The first time I read it online I thought “hey, that’s kind of clever.” The second and third times it seemed both clever and in-jokey. I laughed because it felt good to be part of the crowd that was using this clever new turn of phrase. Turn of word? Can it be a phrase if it’s just a word?
Then one night as we were watching TV my erstwhile roommate shouted out “ooooh FAIL. EPIC FAIL!” in reaction to something onscreen. And I realised then that any cordial relationship I had with “Fail” as a disclaimer for something odd or disturbing was over. Over and dead.
In my house we have a rule about watching TV. You discuss whatever you’re watching. In detail. It’s annoying to outsiders because it’s sort of like a cross between MST3K and the McNeil-Lehrer report. Half goofy, half pretentious. All designed to make you feel like you aren’t rotting your brain–nosiree! You are discussing. But when Roommate had no greater input than “Ooooo, Fail!” I realised that I was done with it.

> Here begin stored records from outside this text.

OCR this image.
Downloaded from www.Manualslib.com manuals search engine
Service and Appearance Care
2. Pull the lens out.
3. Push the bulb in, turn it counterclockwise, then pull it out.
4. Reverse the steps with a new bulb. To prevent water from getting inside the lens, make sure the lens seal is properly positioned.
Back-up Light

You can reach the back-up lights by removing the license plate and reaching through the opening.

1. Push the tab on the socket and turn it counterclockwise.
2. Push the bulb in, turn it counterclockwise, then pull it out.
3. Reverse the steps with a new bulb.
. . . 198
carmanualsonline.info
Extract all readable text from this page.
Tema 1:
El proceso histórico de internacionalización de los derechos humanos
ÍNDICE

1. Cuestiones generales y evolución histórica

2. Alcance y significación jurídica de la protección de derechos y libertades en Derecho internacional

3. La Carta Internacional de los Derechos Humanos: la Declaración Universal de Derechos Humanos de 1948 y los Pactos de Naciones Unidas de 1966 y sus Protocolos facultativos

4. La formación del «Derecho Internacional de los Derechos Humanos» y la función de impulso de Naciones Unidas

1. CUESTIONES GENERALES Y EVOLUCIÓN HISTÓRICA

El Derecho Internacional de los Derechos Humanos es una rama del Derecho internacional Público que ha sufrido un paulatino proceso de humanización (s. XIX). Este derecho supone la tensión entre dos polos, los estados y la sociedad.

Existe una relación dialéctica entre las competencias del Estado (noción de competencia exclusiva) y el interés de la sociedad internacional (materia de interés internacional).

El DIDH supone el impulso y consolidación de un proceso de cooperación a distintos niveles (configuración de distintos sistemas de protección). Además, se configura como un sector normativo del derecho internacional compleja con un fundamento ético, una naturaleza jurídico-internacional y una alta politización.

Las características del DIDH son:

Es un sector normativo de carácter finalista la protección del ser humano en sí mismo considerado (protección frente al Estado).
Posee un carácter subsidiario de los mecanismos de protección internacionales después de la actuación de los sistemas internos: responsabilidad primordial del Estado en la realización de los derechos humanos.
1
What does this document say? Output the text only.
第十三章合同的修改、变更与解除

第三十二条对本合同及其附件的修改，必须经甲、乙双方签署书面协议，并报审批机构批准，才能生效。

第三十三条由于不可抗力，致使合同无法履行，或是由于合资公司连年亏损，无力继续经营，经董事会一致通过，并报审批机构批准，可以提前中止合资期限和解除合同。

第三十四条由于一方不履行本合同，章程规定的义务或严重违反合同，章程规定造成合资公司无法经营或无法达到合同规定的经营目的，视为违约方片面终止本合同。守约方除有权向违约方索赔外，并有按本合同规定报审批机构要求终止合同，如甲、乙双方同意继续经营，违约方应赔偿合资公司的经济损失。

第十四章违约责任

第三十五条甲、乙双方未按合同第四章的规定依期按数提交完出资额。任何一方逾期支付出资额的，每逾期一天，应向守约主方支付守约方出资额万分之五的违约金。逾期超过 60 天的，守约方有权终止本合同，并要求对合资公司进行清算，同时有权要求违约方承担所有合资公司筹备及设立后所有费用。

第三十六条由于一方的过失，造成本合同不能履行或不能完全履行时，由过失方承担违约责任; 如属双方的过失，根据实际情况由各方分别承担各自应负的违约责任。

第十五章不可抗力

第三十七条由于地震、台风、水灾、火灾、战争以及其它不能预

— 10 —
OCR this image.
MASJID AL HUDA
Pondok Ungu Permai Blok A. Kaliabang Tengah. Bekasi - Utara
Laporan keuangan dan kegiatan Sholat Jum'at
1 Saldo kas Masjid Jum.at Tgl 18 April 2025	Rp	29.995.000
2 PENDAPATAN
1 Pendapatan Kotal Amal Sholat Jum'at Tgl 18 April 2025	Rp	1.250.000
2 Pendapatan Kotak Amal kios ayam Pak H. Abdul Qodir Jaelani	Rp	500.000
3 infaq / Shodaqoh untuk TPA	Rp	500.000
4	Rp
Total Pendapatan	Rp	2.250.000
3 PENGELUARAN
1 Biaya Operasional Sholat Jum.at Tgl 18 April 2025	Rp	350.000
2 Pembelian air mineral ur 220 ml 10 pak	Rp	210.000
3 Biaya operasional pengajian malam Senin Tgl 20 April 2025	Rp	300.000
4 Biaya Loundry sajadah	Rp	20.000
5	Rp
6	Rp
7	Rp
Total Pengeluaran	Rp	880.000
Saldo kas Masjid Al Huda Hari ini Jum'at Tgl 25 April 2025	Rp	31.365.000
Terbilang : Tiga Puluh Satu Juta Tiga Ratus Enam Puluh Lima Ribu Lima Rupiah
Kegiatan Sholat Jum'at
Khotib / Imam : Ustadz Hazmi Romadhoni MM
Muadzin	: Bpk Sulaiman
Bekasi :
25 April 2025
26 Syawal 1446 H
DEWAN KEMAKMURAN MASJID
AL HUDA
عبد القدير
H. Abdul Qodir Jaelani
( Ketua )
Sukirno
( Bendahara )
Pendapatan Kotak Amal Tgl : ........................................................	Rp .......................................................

“Fail” when uttered aloud sounds sort of like something you’d hear out of a pained goat or spoiled toddler. It’s not constructive, it’s not informative. It’s not funny in that caustic sharpwitted way that someone like Sarcastro has. It’s just the newest version of Nelson’s “Ha HA!!!” with an extra dose of cruelty. The days of it being any sort of funny were gone like six months ago.
And since it is “Feel Good Friday” I have decided to embed link to a video. This video WARNING: LINK NSFW makes me feel good when I watch it because I imagine myself performing this little song and dance on every person who utters “fail” in my presence from here on out.
“Is that as good for you as it was for me? Hey, what’s goin’ on? Do you hear that?”
I kind of like “fail” as a noun. “That’s just full of fail!” Of course it’s non-specific and has to be followed up with explication, but as a comprehensive introduction it’s pretty good.